TSMC And MIT Research Team Claims Amazing 1nm Chip Fab Breakthrough

It was just earlier this month that IBM announced an incredible manufacturing breakthrough with its 2-nm manufacturing process that crammed 50 billion transistors into the size of a fingernail. While that's still a future-looking technology that hasn't made it into mass production (and thereby not a solution for our current chip shortage just yet), it's already being surpassed. The combined research brainpower at the Massachusetts Institute of Technology (MIT) and Taiwan Semiconductor Manufacturing Company (TSMC) have announced some big breakthroughs using non-silicon materials to make very tiny transistors (as small as 1nm). 

MIT and TMSC have published a joint paper describing a new set of materials that can be used to create monolayer (or two-dimensional) transistors. Those with long memories will recall that back in 2011, Intel unveiled its 3D Tri-Gate transistor technology that would be used in its 22-nanometer processors. Intel has been shipping 3D transistors since 2012's 3rd-gen Core lineup known as Ivy Bridge.

Using the third dimension -- height -- led to a big increase in transistor density, reducing die sizes and manufacturing costs as the technology matured. Other manufacturers, including TSMC, have gone the 3D route themselves. However, TSMC and MIT say that switching materials will allow a return to the traditional 2D transistors while matching current densities.
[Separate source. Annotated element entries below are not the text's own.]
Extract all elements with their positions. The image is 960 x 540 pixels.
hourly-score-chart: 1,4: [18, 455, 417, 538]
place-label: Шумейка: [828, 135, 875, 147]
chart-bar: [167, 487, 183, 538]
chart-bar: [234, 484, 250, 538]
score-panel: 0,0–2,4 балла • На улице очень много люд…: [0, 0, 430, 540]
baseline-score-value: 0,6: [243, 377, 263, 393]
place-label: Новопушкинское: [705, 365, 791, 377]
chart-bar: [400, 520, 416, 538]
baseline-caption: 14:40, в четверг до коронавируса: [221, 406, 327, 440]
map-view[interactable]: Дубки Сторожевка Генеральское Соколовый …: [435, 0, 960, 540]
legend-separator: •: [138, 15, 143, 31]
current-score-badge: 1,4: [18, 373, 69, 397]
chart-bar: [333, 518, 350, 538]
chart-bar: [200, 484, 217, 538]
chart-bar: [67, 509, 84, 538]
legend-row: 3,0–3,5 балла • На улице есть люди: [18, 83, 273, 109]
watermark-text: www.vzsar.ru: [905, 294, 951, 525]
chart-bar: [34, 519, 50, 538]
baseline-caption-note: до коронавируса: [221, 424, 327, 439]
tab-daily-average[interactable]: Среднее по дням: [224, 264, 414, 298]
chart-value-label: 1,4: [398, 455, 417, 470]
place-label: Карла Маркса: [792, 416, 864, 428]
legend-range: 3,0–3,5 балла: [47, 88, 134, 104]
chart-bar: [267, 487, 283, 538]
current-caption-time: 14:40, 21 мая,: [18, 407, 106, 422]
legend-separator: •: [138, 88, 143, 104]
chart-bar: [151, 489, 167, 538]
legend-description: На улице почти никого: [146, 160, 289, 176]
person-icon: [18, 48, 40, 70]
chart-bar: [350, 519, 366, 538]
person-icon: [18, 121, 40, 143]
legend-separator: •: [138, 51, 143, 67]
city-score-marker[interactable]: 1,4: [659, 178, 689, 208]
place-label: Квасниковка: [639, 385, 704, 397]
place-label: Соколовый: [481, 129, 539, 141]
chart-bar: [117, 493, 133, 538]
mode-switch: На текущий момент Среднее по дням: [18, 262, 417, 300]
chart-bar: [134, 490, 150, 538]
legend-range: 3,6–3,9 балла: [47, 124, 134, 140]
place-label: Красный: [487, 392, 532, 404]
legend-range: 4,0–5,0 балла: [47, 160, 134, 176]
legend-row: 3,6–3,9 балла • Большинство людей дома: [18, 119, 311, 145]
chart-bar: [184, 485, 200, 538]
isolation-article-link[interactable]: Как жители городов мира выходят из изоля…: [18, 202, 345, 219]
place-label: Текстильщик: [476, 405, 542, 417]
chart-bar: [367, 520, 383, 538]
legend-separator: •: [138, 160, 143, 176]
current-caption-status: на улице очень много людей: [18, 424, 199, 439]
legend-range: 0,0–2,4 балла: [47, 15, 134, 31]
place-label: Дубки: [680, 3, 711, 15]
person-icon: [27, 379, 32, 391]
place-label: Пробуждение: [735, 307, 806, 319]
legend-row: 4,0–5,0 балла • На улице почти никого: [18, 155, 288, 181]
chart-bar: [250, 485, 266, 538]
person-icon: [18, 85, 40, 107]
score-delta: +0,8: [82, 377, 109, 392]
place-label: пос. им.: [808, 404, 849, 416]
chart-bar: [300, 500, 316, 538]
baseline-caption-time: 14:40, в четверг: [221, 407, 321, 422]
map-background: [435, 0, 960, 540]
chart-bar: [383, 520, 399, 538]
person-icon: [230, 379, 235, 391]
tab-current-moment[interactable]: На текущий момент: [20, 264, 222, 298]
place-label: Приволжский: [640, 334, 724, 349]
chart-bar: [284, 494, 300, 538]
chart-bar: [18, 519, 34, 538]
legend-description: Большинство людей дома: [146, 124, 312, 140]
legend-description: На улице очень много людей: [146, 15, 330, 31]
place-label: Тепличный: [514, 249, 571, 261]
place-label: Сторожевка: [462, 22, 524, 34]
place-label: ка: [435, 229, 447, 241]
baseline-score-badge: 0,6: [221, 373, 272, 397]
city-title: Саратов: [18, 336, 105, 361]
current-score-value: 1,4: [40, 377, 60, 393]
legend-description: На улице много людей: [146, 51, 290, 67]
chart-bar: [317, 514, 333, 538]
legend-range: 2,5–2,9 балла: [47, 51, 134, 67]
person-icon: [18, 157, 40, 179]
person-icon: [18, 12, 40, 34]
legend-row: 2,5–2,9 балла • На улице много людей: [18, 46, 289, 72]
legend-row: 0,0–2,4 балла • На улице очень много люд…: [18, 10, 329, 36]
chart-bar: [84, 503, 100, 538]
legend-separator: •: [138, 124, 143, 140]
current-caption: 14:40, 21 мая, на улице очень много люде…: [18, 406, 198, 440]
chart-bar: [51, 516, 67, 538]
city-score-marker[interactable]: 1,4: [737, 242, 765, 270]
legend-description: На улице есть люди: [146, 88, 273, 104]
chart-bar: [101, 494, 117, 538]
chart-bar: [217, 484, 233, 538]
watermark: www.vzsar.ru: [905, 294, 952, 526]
Then by creating layers of those 2D transistors in a chip, the overall density scales by a factor matching the number of layers. 


The joint research paper, the abstract for which can be read on Nature's website, describes manufacturing challenges caused by metal-induced gaps in conductivity while building the chips. Using the post-transition metal bismuth and some semi-conductive monolayer transition metal dichalcogenides, the gaps can be reduced in size, producing 2D transistors much smaller than had been previously possible.

As a result, TSMC and MIT say they've achieved zero Schottky barrier, meaning they've hit the theoretical energy barrier for electrons formed on semiconductors. That means power leaks should be kept as low as possible, allowing faster speeds on top of achieving more density. The teams also demonstrate low-resistance ohmic contacts with a variety of existing semiconductor materials, including molybdenum disulfide (MoS₂), tungsten disulfide (WS₂), and tungsten diselenide (WSe₂). These are all common compounds found in semiconductors already, so there's no need to find additional materials. 

This is potentially a huge breakthrough, as multi-gate (which includes 3D transistor) technology is complex to create, and prone to issues when shrinking feature sizes. Monolayer technologies had suffered from those metal induced gaps, but if those can be eliminated, manufacturing the chips that all of our technology relies on. The combined research teams don't put a timetable on mass production, but any moves in that direction are certainly welcome.